3. La réussite sociale, hier et aujourd’hui : du travail à la séduction
Les États-Unis sont nés de la volonté de s’émanciper des obstacles héréditaires pour créer les conditions d’une mobilité sociale ne dépendant que de l’initiative individuelle. Dans cette vision de l’existence, chaque homme ne doit sa réussite qu’à lui-même, à son zèle au travail, sa sobriété, sa modération et son autodiscipline. Dans ces conditions, le travail est sa propre récompense. Mais, « aujourd’hui, en notre époque d’effondrement de l’optimisme social, [ces] vertus protestantes n’excitent plus l’enthousiasme ». La destruction du sens historique, et l’indifférence à l’avenir qu’elle implique, nous incitent à jouir de l’instant présent, plutôt qu’à travailler pour construire le futur. Dès lors que « le but de l’existence, ici-bas, est devenu l’autopréservation et non plus le perfectionnement de soi », les habitudes de travail, les valeurs et la définition de ce qu’est le succès en ressortent profondément changées.

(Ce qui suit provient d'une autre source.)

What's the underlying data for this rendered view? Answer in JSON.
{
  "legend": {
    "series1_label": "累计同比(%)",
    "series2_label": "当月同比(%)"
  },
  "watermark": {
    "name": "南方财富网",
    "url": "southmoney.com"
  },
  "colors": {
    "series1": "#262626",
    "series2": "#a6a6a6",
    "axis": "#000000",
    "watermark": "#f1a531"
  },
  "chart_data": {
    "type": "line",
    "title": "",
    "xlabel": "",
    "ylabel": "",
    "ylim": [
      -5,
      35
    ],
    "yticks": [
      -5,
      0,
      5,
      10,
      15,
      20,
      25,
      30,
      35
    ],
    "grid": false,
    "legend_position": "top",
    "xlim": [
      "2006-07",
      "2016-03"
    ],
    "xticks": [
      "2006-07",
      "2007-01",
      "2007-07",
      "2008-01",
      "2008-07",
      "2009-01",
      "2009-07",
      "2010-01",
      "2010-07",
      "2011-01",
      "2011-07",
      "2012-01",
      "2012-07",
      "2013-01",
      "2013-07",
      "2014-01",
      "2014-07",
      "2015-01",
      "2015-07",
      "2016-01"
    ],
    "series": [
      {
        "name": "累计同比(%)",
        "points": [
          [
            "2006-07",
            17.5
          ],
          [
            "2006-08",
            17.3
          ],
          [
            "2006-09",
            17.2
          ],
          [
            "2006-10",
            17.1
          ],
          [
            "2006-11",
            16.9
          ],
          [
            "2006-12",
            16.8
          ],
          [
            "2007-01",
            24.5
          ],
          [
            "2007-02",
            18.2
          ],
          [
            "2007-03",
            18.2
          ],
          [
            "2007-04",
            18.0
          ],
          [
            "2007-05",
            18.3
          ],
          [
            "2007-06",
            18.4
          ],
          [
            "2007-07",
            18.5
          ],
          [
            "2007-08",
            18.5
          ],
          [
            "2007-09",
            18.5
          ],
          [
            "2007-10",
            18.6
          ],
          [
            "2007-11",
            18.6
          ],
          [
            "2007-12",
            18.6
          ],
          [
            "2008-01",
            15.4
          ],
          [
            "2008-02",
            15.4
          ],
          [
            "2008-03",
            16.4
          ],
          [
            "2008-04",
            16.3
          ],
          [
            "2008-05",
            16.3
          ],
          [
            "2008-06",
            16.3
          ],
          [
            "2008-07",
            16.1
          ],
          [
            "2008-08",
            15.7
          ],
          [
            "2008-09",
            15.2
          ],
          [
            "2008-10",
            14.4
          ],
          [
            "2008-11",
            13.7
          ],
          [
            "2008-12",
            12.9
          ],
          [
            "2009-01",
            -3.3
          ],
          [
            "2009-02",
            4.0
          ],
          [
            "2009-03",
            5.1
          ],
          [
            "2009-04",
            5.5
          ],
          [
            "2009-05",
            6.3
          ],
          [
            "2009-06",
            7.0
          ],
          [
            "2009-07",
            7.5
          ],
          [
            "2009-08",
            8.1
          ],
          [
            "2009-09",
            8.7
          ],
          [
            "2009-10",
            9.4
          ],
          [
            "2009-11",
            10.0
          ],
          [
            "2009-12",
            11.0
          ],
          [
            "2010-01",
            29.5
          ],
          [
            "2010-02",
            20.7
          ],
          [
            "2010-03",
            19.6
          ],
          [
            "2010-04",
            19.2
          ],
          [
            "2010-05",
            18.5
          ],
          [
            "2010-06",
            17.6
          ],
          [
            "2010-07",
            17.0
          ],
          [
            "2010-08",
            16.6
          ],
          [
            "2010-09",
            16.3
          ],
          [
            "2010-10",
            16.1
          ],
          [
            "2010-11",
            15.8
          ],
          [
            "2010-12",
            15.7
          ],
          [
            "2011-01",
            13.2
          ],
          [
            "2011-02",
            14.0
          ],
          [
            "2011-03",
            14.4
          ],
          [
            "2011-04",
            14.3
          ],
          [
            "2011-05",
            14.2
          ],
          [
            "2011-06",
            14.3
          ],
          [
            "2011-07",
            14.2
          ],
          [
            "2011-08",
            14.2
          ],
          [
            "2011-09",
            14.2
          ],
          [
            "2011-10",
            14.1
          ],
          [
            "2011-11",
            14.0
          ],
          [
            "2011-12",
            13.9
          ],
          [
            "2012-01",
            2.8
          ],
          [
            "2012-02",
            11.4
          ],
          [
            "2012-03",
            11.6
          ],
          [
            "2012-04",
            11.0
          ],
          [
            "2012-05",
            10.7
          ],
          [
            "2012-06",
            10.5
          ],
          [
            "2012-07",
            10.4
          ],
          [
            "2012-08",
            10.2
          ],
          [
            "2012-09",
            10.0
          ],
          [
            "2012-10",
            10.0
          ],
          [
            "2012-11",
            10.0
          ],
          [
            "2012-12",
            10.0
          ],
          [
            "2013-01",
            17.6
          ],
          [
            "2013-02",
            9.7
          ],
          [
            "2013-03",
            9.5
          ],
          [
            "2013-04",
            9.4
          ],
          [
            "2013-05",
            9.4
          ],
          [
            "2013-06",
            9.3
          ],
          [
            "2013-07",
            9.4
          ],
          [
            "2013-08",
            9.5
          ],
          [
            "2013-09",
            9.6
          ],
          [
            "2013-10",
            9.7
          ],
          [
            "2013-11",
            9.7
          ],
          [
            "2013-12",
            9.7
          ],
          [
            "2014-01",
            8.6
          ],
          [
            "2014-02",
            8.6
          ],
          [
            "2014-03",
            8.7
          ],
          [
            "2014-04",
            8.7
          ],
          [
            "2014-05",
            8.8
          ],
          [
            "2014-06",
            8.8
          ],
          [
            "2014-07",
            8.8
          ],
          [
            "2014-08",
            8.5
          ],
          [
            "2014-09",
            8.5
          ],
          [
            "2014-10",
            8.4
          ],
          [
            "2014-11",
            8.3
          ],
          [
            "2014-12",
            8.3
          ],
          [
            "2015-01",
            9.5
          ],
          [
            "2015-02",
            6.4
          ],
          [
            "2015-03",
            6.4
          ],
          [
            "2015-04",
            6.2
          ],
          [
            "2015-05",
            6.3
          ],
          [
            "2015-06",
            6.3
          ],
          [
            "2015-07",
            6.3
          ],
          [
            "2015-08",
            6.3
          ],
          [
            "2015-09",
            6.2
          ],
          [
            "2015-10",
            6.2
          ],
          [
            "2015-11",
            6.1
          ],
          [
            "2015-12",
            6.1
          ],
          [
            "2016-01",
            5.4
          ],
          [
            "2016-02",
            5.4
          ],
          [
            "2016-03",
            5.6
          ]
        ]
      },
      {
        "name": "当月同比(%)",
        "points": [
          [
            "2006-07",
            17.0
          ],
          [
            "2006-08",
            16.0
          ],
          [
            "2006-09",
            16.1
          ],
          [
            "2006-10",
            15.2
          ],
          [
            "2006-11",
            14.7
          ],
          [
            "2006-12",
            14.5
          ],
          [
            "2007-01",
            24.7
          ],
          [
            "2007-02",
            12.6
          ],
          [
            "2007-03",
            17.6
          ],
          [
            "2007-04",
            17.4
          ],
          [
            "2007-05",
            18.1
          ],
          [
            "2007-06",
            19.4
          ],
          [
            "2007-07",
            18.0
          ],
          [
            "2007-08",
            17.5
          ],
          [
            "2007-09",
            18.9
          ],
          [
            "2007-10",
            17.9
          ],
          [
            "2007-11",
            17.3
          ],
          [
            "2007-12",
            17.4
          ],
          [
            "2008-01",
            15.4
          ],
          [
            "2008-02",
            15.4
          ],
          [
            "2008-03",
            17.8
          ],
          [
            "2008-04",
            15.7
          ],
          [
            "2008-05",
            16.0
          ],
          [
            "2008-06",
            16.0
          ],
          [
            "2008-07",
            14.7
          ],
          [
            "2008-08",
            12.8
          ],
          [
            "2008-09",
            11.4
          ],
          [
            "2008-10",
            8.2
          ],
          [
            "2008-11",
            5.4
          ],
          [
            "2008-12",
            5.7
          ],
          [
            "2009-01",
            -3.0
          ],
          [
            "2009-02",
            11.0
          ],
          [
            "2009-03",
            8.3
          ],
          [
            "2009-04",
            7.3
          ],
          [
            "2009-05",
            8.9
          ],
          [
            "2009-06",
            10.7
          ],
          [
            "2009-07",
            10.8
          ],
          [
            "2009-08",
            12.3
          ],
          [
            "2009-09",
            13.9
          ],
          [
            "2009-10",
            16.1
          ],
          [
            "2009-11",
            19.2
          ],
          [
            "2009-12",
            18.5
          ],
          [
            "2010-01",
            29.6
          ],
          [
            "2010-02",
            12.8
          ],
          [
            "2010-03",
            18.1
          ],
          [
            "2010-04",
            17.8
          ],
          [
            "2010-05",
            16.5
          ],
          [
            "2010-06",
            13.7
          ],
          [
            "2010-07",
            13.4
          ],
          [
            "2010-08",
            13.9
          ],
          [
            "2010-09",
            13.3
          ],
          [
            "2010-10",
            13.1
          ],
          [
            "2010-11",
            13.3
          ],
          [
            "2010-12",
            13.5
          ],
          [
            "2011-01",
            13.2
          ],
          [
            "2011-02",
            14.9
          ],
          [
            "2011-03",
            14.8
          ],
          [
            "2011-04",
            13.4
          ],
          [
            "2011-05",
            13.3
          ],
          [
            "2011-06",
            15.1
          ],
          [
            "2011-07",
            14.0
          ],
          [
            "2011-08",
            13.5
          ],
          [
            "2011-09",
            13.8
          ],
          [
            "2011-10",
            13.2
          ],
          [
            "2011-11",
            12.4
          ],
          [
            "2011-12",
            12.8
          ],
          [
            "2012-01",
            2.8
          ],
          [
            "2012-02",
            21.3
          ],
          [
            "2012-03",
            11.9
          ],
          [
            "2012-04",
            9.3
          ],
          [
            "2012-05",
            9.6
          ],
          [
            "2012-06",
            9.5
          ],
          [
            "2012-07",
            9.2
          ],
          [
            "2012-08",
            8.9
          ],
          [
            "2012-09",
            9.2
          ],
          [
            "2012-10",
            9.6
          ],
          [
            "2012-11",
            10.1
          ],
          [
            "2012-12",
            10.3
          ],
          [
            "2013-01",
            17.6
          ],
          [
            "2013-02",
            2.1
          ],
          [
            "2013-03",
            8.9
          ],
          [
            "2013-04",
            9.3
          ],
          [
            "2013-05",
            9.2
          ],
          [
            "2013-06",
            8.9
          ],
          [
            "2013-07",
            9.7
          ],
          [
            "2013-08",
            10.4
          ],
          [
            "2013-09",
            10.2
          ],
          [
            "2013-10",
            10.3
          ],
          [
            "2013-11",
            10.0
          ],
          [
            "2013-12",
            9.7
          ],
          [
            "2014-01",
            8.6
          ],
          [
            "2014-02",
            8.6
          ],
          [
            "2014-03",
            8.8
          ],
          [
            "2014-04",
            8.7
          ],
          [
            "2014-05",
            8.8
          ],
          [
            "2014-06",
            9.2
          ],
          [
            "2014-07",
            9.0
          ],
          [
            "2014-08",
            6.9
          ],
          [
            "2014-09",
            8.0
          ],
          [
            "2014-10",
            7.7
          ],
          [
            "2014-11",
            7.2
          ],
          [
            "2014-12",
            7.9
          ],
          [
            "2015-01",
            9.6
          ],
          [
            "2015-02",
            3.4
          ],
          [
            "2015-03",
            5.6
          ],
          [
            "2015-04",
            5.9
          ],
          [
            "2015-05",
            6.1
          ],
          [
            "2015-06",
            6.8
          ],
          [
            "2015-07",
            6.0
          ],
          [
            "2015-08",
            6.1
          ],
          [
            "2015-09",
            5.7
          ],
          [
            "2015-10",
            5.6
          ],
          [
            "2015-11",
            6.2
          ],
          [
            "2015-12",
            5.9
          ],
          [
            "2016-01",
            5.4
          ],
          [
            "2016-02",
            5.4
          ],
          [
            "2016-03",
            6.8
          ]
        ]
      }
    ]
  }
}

L’éthique du travail, avant d’atteindre ce stade de l’autopréservation, a connu plusieurs mutations. Originellement, c’était la figure de l’homme pieux défendue par les puritains, d’un homme travailleur, humble et économe, qui dominait. Puis, le Puritain a été remplacé par le Yankee, « une version sécularisée de l’éthique protestante » qui mettait l’accent sur la réalisation personnelle de l’individu dans le travail, par l’autodiscipline, la pratique et le perfectionnement de ses talents et de sa raison. Au XIXe siècle cependant, l’idéal de la réalisation personnelle dégénéra : la connaissance n’est plus considérée comme une vertu, mais comme une information qui permet de dominer le marché et la bonne opinion d’autrui n’est appréciée que dans la mesure où elle donne de l’influence à la personne qui en jouit. La réalisation de soi n’était plus une vertu, mais s’est dégradée en un culte de la “culture personnelle” ; « il s’agissait d’éduquer et de prendre soin de son corps et de son esprit, de développer son caractère et de nourrir son intellect par la lecture de “grands livres” ». Mais, même là, si l’éthique protestante était bien affaiblie, elle n’avait pas perdu complètement sa signification originelle : le travail était encore une récompense en soi, puisque l’on mesurait son succès en fonction d’un idéal abstrait de discipline et de renoncement personnel, non pas par rapport à celui des autres. C’est avec la bureaucratisation des carrières dans les grandes entreprises que la situation changea radicalement : la compétition s’imposa entre les travailleurs, y compris au sein de la direction, pour obtenir l’attention et l’approbation des supérieurs hiérarchiques, ce qui détruisit définitivement ce qui restait de la morale protestante. « La réussite apparut [alors] comme une fin en soi, la victoire sur des concurrents permettant seule d’assouvir la personnalité ».